Basically, that just means Weebly has added integration with e-commerce services Google Checkout and PayPal, but judging from the demo that co-founder and chief executive David Rusenko gave me, the integration of those services with Weebly’s existing tools makes for a pretty powerful store-builder. All you do is drag-and-drop the store items wherever you want on your site (whether it’s a separate store page or just on your home page), adjusting the size and layout to your needs, then enter a product image, description, and price. If you’ve got a Google Checkout or PayPal account, Weebly takes care of the rest; you don’t have to leave the site.
There’s an obvious business model for these features — Weebly could take a cut of the revenue generated from each transaction. Except that’s not what the San Francisco company is doing, Rusenko says. Weebly makes no money off the current, early version of its store-building tools (though PayPal and Google take their own cut of transactions), and it has no plans to ever charge for these features, but will instead offer premium features for a fee later this year.

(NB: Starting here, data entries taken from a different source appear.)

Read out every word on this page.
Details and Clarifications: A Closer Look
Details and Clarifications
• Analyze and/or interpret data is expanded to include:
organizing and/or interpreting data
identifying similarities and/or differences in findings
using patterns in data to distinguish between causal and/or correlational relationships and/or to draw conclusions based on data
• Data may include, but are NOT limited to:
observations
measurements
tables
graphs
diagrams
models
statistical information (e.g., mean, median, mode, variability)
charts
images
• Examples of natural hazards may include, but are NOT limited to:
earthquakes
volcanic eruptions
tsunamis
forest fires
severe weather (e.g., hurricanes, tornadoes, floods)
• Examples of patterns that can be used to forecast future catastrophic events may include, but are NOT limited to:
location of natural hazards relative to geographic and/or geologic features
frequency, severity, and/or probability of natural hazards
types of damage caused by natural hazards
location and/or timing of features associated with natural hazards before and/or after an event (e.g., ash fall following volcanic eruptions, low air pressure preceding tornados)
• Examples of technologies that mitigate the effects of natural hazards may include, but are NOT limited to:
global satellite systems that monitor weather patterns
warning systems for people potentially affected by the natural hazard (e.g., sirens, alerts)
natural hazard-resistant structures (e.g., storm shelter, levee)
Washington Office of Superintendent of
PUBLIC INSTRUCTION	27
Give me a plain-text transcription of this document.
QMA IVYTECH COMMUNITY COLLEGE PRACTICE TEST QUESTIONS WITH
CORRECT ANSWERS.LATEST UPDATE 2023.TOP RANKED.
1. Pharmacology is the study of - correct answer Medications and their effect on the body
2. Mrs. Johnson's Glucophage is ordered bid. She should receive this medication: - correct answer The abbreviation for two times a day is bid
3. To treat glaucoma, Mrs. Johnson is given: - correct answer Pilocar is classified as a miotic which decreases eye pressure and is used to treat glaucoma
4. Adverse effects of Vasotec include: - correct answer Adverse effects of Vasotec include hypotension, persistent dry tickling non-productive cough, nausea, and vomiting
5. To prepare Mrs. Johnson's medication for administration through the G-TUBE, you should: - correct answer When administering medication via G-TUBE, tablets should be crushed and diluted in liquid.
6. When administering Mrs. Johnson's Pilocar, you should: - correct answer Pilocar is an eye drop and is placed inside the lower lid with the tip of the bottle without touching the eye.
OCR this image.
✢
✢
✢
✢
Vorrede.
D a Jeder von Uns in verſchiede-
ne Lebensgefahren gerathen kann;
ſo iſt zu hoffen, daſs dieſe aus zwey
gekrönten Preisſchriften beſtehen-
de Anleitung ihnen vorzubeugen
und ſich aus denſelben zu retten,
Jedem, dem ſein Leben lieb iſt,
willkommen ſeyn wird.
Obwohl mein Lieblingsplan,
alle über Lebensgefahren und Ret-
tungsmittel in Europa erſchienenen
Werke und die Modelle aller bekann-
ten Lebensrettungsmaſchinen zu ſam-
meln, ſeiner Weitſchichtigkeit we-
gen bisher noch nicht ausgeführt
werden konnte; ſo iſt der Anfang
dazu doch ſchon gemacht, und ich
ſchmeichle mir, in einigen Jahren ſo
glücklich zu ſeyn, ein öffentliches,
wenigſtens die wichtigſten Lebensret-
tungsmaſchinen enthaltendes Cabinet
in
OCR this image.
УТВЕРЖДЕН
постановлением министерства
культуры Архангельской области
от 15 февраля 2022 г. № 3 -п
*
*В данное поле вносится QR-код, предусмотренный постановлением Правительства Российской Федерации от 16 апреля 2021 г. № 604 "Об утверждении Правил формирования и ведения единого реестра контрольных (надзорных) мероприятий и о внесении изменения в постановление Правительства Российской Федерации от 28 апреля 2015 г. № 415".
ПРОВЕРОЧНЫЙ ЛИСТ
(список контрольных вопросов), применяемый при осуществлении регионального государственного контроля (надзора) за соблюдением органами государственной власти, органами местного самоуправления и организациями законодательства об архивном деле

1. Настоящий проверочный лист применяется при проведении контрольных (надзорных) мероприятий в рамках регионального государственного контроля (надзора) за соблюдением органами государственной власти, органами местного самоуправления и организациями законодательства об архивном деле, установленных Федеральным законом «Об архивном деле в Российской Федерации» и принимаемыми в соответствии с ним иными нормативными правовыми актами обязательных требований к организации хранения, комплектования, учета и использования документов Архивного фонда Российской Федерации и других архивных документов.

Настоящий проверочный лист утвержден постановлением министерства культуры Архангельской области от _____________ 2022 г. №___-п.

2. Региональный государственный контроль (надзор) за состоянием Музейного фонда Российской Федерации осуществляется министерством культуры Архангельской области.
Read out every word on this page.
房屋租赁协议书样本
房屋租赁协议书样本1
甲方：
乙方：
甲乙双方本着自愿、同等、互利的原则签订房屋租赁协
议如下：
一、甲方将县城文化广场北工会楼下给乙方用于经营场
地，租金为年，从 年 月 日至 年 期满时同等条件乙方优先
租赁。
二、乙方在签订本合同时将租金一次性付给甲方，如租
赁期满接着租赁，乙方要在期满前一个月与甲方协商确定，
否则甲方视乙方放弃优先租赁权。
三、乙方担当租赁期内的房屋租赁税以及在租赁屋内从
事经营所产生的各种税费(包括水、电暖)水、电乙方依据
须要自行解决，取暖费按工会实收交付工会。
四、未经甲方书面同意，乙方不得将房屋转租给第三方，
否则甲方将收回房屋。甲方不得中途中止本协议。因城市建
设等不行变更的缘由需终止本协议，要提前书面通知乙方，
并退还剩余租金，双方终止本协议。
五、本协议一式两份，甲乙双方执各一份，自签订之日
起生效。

For now, Weebly’s stores are probably best-suited for small businesses or the kinds of individual artisans that you find on Etsy — the features aren’t really designed for large-scale operations, though that may change with the premium service.
Weebly already offers integration with Google AdSense, as well as a premium version of its site-building service, which allows users to do tings like remove Weebly advertising from their site. Its competitor Yola (previously named SynthaSite) also allows users to build a PayPal store.
Weebly has raised $650,000 from Ron Conway and other angel investors.